We held a backup workshop that was really relaxed. We all sat around the campfire for a roundtable of:
- what people expected of the workshop
- what their backup strategy was (if any)
- worst backup story
I came out with this set of notes about people's expectations, the software they use, and some good practices.
Expectations
What people were looking for coming to this workshop:
- learn best practices in professionnal world
- new developments in backup software
- a good, one tool to backup my computer(s)
- encryption
- share and discover pain points
Software
This is the software that was described in the workshop, in no particular order.
However, we have good confidence in Back in time, dejadup, rsync, bup and attic (now borg) being or becoming great software options. mediagoblin is also cool but is not backup software per se.
- Back in time
- Useful for desktops with a GUI
- uses rsync and hardlinks
- incremental
- history: can go back to previous versions easily
- supports multiple profiles
- plus it has an awesome theme song
- rdiff-backup
- incremental
- history
- metadata support (permissions, etc)
- used on many servers
- old (last release in 2009!)
- not very scalable
- commandline
- Python
- rsync
- commandline
- incremental
- no history
- metadata support requires root on both ends
- very widely used
- well maintained
- often used as the basis for other scrips, for example rsnapshot
- C
- dropbox
- proprietary service
- basic example of a "cloud" service, where you store a copy of your files on a third party server
- "copying folders"
- simply copying important folders to external drive regularly
- file managers have various levels of support for this, some will merge, other will just replace
- ideally they could use rsync or similar...
- symform
- also cloud
- also proprietary
- p2p - get 1GB free for every 2GB shared
- syncs files between machines
- dejadup
- based on duplicity
- incremental
- history
- GUI
- encryption
- bup
- incremental
- history
- deduplication
- commandline
- can't remove old backups
- very fast
- may be difficult to use
- very solid
- based on git
- attic (now borg)
- incremental
- history
- deduplication
- commandline
- encryption
- very fast
- mediagoblin
- free software gallery for video, audio, photos, 3d models...
- not a backup tool, but a free service for cloud alternatives
There are of course many more backup software alternatives, but those were all mentionned in the workshop.
Some software added after the workshop:
- syncany - more like a syncing tool
- borg backup - fork de attic
- git-annex - archival software
Strategies
Here are all the strategies that were described in the working group.
- squirrel: spread your little files everywhere, but you may have trouble finding them
- diaspora: a little similar, share your files with everyone
- external drive: backup to an external drive
- offsite drive: swap that drive with another one in another location (see also JWZ's backup documentation)
- encrypted drives: same, but use Full Disk Encryption
- usb key: all important files on a single USB key that is backed up at home whenever it is inserted at a certain time (requires a cronjob)
- cloud: copy regularly your important files on a cloud provider like Dropbox
- mailing flash cards: store crucial files on a flash card and send it by email
- outsourcing: have your friend, partner or workplace do backups for you
- don't backup anything: you are ready to loose everything on that device (maybe it's just a copy from the cloud!)... and you will.
As you can see, there is a huge variety of backup strategies and that is just from 6 people!
Horror stories
Those are the basic horror stories you can expect from having no backups, or having backups break:
- backup stolen, lost a year of photos without backups
- lost everything
- ubuntu's default sucks, doesn't do anything
- lost 600 emails
- physically destroyed own computer
- destroyed a whole client virtual machine
- forgot crypto password
What to backup
A question that was asked in the workshop is how to decide what to backup.
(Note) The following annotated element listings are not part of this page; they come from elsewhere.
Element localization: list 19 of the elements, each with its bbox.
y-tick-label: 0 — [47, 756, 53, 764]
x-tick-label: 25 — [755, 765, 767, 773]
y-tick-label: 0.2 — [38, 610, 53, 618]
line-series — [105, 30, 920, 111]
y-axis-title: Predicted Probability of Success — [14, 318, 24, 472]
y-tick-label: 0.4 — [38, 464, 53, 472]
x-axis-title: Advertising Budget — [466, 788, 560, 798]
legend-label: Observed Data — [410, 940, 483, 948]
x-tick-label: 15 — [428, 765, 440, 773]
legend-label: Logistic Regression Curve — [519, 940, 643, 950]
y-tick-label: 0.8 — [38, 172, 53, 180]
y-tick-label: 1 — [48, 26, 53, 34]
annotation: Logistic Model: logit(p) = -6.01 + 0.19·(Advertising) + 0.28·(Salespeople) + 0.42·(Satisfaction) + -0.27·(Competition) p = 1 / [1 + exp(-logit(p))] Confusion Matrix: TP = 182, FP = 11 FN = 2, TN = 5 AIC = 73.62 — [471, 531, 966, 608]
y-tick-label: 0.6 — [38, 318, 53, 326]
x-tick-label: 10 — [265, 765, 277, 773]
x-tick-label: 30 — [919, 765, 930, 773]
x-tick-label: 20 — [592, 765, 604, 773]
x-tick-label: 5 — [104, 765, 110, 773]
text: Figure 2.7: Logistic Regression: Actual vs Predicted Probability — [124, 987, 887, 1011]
Here are the answers we came up with:
- the work you don't want to have to redo all over again
- non-public, personnal data
- copy of your passport? notice how we hold our digital data so dear while we don't backup our paper data!
- your passwords
- choose what not to backup instead of selecting what seems important, that way you're certain you won't miss anything
Good practices
And here are some random advice on top of all that:
- automated: backups should be automated, otherwise you will forget to do them
- have reminders to verify the backups, do test recoveries, otherwise you won't know that it is possible to restore them
- backup frequency: duration of data you are ready to loose
- backups can be noisy at home: modulate backup sounds so they become art!